La proposition d’interdire le commerce international du thon rouge de l’Atlantique-Est et de Méditerrannée a échoué, jeudi, à Doha. Membre de Greenpeace, François Chartier s'interroge sur le rôle de l'Union européenne dans cet échec.
La proposition d’interdire le commerce international du thon rouge pêché dans l’Atlantique-Est et en Méditerranée s’est heurtée, jeudi, au rejet de 72 pays participant à la Convention sur le commerce international des espèces de faune et de flore sauvages menacées d'extinction (CITES), dont l'Australie et le Japon.
Les autorités japonaises, qui importent environ 80 % des prises de thon rouge mondiales, ont bataillé pour obtenir le rejet du texte déposé par Monaco qui était destiné à protéger cette espèce dont les stocks ont chuté de plus de 80 % depuis 1970.
FRANCE 24 a interviewé François Chartier, chargé de la campagne océan pour Greenpeace France. Décryptage du vote et de ses enjeux.
France24.com : Quelle est votre réaction à la suite de ce vote ? Êtes-vous surpris par son résultat ?

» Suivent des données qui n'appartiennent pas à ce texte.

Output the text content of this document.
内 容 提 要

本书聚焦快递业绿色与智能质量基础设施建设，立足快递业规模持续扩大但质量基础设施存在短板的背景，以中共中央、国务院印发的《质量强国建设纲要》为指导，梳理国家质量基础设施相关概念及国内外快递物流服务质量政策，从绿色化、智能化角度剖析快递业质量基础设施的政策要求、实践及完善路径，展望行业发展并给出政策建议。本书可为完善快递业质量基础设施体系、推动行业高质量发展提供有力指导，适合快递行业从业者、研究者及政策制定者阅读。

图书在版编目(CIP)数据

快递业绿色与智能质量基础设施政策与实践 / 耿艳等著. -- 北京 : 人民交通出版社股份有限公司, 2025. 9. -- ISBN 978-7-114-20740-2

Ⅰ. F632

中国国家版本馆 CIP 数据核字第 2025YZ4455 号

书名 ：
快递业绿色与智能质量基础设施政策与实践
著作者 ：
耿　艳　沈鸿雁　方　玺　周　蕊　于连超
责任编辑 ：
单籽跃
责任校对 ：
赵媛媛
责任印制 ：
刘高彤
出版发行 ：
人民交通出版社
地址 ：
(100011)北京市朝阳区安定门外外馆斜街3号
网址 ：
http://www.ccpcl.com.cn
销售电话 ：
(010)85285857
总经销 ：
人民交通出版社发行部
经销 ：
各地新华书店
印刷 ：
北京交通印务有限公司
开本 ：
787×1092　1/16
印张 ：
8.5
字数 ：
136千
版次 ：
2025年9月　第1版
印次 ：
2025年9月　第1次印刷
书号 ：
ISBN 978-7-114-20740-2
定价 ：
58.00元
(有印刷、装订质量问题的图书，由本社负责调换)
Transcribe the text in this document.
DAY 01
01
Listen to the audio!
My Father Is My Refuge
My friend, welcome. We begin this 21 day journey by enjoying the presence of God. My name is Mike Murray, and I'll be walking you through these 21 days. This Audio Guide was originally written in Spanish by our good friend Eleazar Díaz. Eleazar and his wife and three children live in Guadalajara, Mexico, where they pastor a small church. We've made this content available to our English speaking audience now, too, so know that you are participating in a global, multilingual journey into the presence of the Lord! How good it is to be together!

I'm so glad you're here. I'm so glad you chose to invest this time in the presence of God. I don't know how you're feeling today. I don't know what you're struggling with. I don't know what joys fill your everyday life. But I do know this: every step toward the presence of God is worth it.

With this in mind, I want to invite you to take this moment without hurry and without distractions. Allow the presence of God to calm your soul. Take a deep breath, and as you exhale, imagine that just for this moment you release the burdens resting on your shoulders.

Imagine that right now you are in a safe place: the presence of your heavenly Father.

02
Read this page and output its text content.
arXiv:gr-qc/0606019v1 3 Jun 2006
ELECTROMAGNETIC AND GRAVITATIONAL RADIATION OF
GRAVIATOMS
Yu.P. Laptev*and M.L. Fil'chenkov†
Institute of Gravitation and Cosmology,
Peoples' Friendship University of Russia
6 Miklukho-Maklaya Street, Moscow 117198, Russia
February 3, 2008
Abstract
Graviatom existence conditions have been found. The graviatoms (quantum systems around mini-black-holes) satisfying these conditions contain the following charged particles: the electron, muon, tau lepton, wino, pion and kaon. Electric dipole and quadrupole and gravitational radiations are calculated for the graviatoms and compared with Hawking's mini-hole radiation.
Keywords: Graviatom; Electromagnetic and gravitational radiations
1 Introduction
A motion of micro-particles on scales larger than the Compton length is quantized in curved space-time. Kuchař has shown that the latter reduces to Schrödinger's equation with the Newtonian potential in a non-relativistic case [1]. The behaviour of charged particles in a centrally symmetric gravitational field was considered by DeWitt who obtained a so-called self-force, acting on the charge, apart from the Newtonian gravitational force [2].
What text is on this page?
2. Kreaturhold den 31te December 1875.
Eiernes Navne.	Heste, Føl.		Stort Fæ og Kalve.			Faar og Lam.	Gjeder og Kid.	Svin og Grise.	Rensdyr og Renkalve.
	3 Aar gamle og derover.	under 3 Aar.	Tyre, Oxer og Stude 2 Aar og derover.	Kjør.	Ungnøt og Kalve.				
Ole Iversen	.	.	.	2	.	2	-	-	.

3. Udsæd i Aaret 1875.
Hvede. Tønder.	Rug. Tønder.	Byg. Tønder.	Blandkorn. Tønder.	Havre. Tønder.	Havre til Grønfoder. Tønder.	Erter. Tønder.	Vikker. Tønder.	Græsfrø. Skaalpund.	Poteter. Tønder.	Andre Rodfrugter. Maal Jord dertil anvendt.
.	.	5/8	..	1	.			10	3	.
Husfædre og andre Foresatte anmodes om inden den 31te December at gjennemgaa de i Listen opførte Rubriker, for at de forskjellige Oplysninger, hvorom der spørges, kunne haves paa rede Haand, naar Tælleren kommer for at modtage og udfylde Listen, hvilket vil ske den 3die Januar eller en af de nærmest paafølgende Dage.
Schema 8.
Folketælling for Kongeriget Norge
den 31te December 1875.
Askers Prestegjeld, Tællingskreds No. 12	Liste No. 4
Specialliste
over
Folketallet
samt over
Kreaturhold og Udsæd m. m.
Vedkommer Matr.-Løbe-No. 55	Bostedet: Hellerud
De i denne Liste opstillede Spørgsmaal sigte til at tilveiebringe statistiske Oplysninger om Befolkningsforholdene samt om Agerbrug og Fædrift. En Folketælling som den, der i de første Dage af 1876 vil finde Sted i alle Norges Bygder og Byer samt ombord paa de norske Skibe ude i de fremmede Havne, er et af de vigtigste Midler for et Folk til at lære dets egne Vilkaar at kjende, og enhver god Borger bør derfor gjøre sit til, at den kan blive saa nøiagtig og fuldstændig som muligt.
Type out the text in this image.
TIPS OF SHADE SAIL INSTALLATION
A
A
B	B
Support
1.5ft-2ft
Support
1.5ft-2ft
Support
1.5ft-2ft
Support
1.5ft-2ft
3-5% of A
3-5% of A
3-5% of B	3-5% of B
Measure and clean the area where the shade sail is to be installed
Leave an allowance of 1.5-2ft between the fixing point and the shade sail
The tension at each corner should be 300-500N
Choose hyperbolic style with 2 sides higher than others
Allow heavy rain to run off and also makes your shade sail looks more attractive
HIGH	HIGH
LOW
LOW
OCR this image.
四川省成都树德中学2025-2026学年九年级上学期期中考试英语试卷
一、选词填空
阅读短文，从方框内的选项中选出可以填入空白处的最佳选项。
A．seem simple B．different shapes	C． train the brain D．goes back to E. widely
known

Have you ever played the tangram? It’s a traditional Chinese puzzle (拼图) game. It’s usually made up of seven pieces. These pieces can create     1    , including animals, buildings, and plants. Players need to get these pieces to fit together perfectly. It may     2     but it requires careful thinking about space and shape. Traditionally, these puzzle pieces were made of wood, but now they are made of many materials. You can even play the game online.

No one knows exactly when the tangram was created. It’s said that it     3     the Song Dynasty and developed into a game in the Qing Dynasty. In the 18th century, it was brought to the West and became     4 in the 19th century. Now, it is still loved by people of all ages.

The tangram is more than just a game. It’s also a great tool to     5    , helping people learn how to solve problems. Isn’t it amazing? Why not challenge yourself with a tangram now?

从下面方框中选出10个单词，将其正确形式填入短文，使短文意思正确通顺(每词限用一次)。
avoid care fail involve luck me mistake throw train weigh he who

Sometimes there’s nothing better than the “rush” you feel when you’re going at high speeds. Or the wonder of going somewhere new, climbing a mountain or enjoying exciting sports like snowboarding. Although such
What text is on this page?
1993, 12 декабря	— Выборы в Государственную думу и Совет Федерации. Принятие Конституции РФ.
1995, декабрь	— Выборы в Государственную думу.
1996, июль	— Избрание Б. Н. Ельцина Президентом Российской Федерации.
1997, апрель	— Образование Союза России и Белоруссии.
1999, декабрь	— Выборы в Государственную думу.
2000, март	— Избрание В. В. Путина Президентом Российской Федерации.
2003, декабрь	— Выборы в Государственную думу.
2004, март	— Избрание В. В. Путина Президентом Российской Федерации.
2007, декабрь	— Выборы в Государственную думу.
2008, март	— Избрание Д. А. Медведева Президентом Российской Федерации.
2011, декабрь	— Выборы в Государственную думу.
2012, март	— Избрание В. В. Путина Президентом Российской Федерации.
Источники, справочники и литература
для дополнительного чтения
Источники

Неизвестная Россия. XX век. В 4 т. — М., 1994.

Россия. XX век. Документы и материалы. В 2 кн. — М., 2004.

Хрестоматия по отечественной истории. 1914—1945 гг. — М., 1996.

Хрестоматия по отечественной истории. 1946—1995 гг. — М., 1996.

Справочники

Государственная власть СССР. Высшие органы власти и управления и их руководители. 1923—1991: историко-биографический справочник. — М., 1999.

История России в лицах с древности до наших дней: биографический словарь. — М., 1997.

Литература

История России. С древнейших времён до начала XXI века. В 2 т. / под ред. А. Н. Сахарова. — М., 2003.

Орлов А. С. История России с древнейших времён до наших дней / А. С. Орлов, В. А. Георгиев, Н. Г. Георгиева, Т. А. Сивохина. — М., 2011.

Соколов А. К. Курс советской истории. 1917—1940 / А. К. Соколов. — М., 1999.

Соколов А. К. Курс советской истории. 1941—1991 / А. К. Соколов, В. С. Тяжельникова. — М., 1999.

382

François Chartier : Nous sommes surpris par l’ampleur du vote. Nous ne nous attendions pas à un tel échec. Nous espérions que le ralliement de l’Union européenne et des États-Unis aurait plus d’impact. Cela n’a malheureusement pas été le cas. La virulence du lobbying japonais a été plus forte. C’est très préoccupant pour les ressources, car la base de cette réunion, il ne faut pas l’oublier, c’est l’urgence de la situation. De plus, c’est le commerce international qui est responsable de la surpêche, et la CITES est l’organisme le plus apte à travailler sur le sujet pour s’assurer de la survie de cette espèce marine. Ce vote est un terrible échec.
Que pensez-vous de la position de l’Union européenne lors de la réunion ?
François Chartier : Il est vrai que les dissensions au sein de l’Union européenne n’ont pas facilité les choses. C’est, d’ailleurs, l'une des raisons de cet échec. La majorité des pays européens étaient réticents à la proposition de la Commission européenne et encore plus à celle de Monaco (qui souhaitait l'interdiction immédiate des exportations de thon rouge d'Atlantique-Est et de Méditerranée). L’Europe se disputait encore à la veille de la Convention. Ces luttes intestines ont fait perdre du temps, et probablement affaibli la mobilisation. Il est vrai que leur abstention lors du vote est assez surprenante. On se demande s’il s’agit d’un double jeu de la part de l’Europe ou si tout cela n’est plus simplement que le résultat des conflits internes qui divisent l’Union européenne.
Quelle est la prochaine étape ?
François Chartier : Il y a deux choses. Tout d’abord, la saison de pêche qui va débuter le 15 mai. Nous attendons de l’Union européenne, qui n’a jusqu’à présent fait que pousser à des quotas plus importants, une réaction en accord avec sa proposition lors de la CITES. Nous espérons qu’elle appliquera le principe de précaution pour rester cohérente avec ses propos. Il faudrait que l’Europe porte un moratoire sur la pêche au thon rouge. Évidemment, nous savons que des pays comme Malte, l’Espagne, ou la Grèce n’iront probablement pas dans ce sens, mais une décision unilatérale de la France est envisageable, à l’instar de l’Italie qui a déjà voté un moratoire en février.
La deuxième étape est la réunion de la Commission internationale pour la conservation des thonidés de l'Atlantique (ICCAT), prévue en novembre prochain. Cette institution a été incapable jusqu’à présent de gérer la pêche, de suivre les indications des scientifiques et même de s’appliquer ses propres règles. Pour l’instant, c’est l’industrie qui fait la loi et elle n’a qu’une vision à court terme. Il faut que cela change et c’est la raison pour laquelle nous plaidons en faveur de la pêche artisanale qui permettra de nous orienter vers une gestion durable de la pêche. La pêche industrielle ne mènera qu’à la disparition des espèces et celle du métier de pêcheur.